- Jednostki rakietowe, wyposażone w systemy Iskander, są tworzone i rozmieszczane w pobliżu naszych granic -  powiedział Poroszenko na spotkaniu z oficerami sił zbrojnych Ukrainy w Kijowie - donosi agencja Unian.

Prezydent Ukrainy zauważył, że utworzenie sił szturmowych w strategicznych kierunkach zachodnich i południowo-zachodnich "nie ma absolutnie nic wspólnego z obroną Federacji Rosyjskiej".

- Zdajemy sobie sprawę, że siły te są przeznaczone do militarnego ataku i właśnie do tego Kreml się przygotowuje - powiedział Poroszenko.
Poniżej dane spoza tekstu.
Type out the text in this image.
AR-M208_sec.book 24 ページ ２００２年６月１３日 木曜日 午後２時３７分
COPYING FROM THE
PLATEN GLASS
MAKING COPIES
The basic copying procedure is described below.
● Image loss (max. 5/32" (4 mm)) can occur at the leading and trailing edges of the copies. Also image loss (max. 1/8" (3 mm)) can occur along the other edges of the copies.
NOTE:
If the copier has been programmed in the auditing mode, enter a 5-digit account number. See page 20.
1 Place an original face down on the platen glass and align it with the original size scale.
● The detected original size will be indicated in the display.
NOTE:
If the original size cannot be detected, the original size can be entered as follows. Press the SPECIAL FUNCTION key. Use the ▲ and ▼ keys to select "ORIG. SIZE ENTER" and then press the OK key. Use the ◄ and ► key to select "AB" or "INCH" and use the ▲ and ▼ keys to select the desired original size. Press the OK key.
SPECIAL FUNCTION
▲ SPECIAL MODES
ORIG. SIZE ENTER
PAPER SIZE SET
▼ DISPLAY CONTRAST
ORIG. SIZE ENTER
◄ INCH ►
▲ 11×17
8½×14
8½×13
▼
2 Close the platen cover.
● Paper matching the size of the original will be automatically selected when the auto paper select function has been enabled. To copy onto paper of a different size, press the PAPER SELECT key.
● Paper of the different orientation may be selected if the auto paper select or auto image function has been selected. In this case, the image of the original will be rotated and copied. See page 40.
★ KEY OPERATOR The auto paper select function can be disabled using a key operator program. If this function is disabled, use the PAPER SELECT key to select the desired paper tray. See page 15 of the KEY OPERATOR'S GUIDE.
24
Według ukraińskiego przywódcy w Rosji trwają przygotowania do wojny w pobliżu granicy z Ukrainą - w rosyjskim regionie Smoleńsk, Woroneżu, Belgorodzie i Rostowie, a także na okupowanym przez Rosję Krymie.

- Myślę, że groźba wojny na pełną skalę nie jest tylko deklaracją. Jest całkiem realna, zwłaszcza w świetle obecnych przygotowań militarnych wroga - stwierdził Poroszenko.